How ingrained is sleep medicine in today’s society? Alongside the salacious super market tabloids at many checkout counters, shoppers can find a 98-page, ad-free special issue of National Geographic devoted entirely to sleep. Produced by the iconic magazine from its headquarters in Washington, D.C., the issue features numerous staff-written (unbylined) articles that make the convincing case for better sleep.
The headline is SLEEP, Your Brain, Body, and a Better Night’s Rest, and it’s a testament to consumer awareness about a topic that often yielded little attention just a decade ago.
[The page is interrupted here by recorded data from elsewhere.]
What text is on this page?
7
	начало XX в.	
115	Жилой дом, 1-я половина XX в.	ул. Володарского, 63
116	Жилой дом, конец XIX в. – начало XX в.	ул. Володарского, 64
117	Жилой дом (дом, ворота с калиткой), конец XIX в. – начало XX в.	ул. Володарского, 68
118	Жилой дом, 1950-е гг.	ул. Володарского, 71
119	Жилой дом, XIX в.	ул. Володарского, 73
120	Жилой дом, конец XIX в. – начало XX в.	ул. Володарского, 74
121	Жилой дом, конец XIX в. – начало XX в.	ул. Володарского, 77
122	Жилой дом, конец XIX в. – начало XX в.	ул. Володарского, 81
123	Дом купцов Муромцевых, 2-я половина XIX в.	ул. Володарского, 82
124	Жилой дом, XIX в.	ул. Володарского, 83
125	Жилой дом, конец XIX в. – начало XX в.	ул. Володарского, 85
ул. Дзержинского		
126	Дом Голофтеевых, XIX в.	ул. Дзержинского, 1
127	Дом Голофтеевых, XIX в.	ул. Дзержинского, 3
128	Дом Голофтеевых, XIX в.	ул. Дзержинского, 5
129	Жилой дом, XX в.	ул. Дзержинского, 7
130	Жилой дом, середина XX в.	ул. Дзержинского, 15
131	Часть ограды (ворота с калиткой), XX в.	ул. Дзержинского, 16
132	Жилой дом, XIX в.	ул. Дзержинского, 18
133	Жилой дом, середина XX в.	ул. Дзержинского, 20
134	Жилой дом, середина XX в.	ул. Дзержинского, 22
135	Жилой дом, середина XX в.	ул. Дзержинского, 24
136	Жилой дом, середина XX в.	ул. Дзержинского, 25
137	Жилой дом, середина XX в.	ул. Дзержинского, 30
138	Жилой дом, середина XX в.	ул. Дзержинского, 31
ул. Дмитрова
The subhead outlines three goals of the issue: 1) Learn the science of sleep; 2) Discover how sleep affects health; and 3) Ten tips for better sleep.
The table of contents is divided into four chapters: 1) What is sleep; 2) The rhythms of sleep; 3) Sleep and health; and 4) Sleep and society. While most of the content will be well known to Sleep Diagnosis & Therapy readers, the mere existence of the glossy tome bodes well for an industry that is banking on discovering those legions of undiagnosed sleep apnea sufferers.
The first page aims to dispel the still persistent notion among many that sleep is a mere indulgence. “It [sleep] gets in the way of so many chores, so many pleasures: work and exercise, socializing and binge-watching,” goes the unbylined introductory article. “Surely it doesn’t hurt to cut back on shut-eye to live life to the fullest? It does hurt. Sleep, we are learning, is an active and vital state that builds and nourishes mental and physical health.”
The $15 National Geographic special issue of SLEEP – Your Brain, Body, and a Better Night’s Rest is scheduled to remain on newsstands until Oct. 30, 2020.